Un négociant chemisier est arrêté pour avoir commis un attentat à la pudeur sur un jeune garçon. Étonnement de cet homme ; il est emmené chez le commissaire de police ; interrogé, il déclare avec la violence de sa dignité froissée que l’imputation est calomnieuse, qu’il n’y a pas un mot de vrai dans cette accusation. Quant au petit garçon, — la prétendue victime — il donne les détails les plus précis avec le vocabulaire naïf des enfants. On poursuit les investigations, les parents sont interrogés et confirment les dires de leur fils. Cependant, la justice, se rendant aux protestations indignées et pleines de sincérité du négociant, laisse tomber l’affaire et aucune poursuite n’a lieu. Mais le négociant veut en avoir le coeur net, il veut connaître d’où a pu provenir une telle accusation et, pour cela, se met à faire lui-même sa propre police. À force de recherches, il finit par reconstituer intégralement la journée de l’enfant. Vous allez trouver là le processus obligé de tous les faits pareils. L’enfant quitte le domicile de ses parents pour aller à l’école ; au lieu de se rendre en classe, il va jouer dans un clos avec quelques gamins de son âge et rentre une heure après l’heure ordinaire. Interrogé par ses parents il répond d’un air embarrassé ; qu’arrive-t-il alors ? Les parents suivent une piste qui leur vient à l’esprit et qui se trouve être l’attentat à la pudeur, ils font les questions ; l’enfant répond oui à tout ce qu’on lui demande, et le roman est fait. Mais il y avait un dernier point à éclaircir ; où le fait s’était-il passé ? Pour trouver l’endroit, on emmène l’enfant, le hasard fait qu’on passe par la rue Vivienne ; devant la maison du chemisier, la mère demande à son fils, si c’est là, il répond oui, etc. On voit d’ici la fin de l’histoire. Bref, tout à été inspiré à l’enfant par ses parents ; il a bien retenu la leçon, car devant la justice, il la raconte ainsi qu’elle lui a été dictée. On a bien là tous les caractères d’une histoire véritable et il y avait lieu de s’y tromper. [7]

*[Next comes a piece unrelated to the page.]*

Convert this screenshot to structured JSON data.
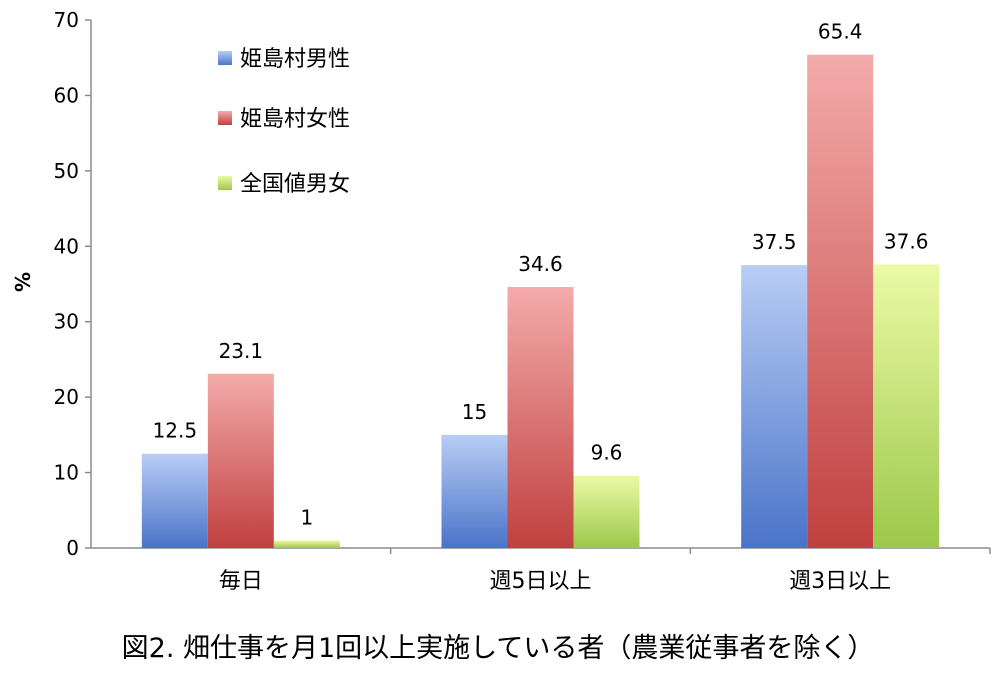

L’affaire si retentissante de Tizza-Eszlar, où on accusait les israélites d’avoir égorgé une jeune fille pour l’accomplissement d’un rite religieux, a été tout entière basée sur un récit inspiré à un enfant par un juge passionné, qui avait lui-même inventé les détails du crime.

L’observation suivante, due à Bourdin [8], montre bien le danger qu’il y a à éveiller prématurément l’imagination des enfants par le récit de faits immoraux ou extraordinaires.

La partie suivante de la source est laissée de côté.